There is a comfortable story going around about AI in education: that it can replace tutors, accelerate learning, and personalise everything. The reality is more nuanced — and far more interesting.

After working with students from late primary through early university, I have come to believe that AI tutoring is genuinely useful, but only when paired with something it cannot provide on its own: a human who notices what the student is actually struggling with.

What AI does well

Generating practice problems on demand. Re-explaining a concept three different ways in three minutes. Spotting arithmetic slips before the student does. These are real, measurable gains, and any honest educator should welcome them.

What AI quietly misses

AI does not see when a student is performing understanding rather than holding it. It does not catch the small hesitations that signal a missing prerequisite from two years ago. It does not know when to push and when to pause. Those judgements still belong to the teacher in the room.

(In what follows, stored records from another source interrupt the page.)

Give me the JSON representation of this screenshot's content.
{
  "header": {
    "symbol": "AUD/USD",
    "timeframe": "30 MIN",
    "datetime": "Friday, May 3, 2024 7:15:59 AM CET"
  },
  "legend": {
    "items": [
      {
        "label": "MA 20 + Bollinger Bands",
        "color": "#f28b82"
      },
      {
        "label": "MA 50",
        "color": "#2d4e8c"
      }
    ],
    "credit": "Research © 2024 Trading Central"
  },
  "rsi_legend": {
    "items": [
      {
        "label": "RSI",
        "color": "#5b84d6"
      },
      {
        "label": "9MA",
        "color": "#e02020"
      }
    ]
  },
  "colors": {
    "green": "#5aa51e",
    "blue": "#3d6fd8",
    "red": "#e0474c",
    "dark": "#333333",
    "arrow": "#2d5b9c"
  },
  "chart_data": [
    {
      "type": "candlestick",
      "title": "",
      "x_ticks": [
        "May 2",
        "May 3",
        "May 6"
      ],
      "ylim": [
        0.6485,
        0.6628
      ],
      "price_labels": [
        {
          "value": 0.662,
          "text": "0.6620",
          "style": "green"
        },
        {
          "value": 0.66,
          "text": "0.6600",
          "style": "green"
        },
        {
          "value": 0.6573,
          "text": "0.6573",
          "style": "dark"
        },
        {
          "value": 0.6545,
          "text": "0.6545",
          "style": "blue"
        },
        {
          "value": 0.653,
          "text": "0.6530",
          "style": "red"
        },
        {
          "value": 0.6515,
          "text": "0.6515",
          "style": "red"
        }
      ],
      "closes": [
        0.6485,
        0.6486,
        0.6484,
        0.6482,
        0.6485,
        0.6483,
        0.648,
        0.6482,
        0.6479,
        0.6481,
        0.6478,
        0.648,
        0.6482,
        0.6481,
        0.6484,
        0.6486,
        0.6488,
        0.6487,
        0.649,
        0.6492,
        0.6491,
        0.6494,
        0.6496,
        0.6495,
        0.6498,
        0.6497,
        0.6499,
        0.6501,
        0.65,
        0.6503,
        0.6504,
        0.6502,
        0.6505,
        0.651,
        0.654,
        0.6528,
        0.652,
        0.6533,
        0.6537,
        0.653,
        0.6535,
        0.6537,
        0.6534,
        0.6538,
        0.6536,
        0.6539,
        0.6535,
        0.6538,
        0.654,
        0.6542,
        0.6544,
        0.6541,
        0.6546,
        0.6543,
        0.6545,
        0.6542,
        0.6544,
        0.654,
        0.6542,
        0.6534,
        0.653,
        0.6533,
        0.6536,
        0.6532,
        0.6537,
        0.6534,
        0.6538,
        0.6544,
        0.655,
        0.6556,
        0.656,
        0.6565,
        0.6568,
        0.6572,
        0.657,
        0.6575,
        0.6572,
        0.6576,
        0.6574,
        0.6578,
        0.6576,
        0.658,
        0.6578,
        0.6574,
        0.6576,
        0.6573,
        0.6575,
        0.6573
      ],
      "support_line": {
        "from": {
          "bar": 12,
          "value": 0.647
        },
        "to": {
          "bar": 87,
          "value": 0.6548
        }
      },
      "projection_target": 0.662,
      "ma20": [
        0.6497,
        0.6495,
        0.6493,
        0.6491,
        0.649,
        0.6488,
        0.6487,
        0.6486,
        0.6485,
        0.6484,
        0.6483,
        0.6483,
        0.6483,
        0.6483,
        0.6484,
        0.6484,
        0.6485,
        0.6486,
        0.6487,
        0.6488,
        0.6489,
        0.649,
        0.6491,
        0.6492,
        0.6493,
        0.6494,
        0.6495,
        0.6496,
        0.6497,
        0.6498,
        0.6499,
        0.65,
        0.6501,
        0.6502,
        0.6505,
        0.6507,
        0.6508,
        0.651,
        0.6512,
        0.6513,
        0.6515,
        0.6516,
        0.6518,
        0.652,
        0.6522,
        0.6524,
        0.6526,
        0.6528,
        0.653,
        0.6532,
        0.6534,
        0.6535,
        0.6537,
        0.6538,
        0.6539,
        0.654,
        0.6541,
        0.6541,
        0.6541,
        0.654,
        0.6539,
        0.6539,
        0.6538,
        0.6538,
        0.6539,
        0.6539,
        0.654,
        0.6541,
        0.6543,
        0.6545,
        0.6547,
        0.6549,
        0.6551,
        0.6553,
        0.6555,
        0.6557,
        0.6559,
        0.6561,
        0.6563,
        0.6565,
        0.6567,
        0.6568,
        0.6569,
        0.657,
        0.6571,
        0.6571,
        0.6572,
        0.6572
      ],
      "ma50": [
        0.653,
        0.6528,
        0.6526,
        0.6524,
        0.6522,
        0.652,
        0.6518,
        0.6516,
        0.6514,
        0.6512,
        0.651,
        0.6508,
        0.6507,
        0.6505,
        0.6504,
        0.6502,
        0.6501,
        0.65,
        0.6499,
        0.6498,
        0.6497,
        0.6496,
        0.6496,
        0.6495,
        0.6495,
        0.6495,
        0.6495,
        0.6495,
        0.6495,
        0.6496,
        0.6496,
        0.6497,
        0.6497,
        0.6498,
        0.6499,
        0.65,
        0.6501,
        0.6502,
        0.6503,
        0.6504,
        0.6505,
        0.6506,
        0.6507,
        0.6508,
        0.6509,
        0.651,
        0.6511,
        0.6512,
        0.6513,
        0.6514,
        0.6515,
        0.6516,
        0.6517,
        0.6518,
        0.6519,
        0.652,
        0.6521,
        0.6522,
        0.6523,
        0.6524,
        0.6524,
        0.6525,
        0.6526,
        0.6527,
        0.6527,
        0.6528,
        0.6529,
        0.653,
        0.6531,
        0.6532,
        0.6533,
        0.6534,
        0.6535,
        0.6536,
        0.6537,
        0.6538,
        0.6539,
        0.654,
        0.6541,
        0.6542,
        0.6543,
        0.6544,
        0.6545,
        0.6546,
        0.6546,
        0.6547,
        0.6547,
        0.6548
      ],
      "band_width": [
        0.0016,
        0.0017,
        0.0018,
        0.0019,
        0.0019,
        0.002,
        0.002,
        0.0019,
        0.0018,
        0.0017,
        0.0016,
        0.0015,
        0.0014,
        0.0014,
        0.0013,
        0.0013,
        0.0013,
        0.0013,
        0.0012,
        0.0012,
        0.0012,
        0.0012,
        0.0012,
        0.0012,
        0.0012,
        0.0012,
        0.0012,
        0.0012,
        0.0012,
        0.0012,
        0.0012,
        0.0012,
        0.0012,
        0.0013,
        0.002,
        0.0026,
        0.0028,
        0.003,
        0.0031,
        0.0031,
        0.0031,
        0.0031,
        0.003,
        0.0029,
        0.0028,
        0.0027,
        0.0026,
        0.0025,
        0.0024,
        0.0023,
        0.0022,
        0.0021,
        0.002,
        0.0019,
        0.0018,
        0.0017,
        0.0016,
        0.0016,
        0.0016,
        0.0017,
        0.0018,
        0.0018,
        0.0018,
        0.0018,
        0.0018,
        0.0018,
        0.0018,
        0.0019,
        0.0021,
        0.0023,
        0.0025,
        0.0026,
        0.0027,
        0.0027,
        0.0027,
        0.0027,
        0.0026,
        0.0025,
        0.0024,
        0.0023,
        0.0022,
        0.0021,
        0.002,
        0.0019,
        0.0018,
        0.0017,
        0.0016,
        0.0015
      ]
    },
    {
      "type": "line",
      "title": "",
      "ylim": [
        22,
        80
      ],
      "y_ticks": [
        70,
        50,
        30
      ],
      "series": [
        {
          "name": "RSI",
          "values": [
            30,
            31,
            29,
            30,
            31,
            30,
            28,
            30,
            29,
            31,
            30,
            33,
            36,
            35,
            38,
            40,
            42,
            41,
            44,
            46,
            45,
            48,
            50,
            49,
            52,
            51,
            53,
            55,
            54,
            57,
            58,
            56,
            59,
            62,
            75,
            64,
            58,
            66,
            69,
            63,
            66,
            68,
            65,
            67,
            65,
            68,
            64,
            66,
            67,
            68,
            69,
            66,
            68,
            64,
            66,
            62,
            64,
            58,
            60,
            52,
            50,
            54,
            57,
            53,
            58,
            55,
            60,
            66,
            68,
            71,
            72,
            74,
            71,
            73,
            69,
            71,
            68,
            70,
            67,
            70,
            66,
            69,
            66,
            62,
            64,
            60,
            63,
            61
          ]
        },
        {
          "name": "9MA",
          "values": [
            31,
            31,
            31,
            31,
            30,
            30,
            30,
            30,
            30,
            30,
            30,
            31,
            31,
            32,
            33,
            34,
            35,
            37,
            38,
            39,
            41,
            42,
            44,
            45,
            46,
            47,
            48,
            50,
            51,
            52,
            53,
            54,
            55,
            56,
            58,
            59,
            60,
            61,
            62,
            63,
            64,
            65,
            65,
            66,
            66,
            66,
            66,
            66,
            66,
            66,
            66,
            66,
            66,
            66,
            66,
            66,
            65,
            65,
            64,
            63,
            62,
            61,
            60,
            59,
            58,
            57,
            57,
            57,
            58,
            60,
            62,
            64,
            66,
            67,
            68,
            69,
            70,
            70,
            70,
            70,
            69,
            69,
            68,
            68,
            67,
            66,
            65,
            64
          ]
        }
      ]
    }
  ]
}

The best lesson I taught last term was the one I almost cancelled — because the student arrived tired and I switched plans on the spot. No model would have made that call.

How I use AI in my own tutoring

  • As a problem generator — fast, varied, and instantly adjustable in difficulty.

  • As a second explainer — for when my analogy did not land and the student needs another angle.

  • As a check on my own marking — useful for catching things I miss when I am tired.

  • Never as the lesson itself.

The point

AI is a tool that rewards teachers who already think carefully about pedagogy. It punishes those who use it as a substitute for that thinking. The students who do best are the ones whose teachers stay in the loop — not the ones whose teachers step out of it.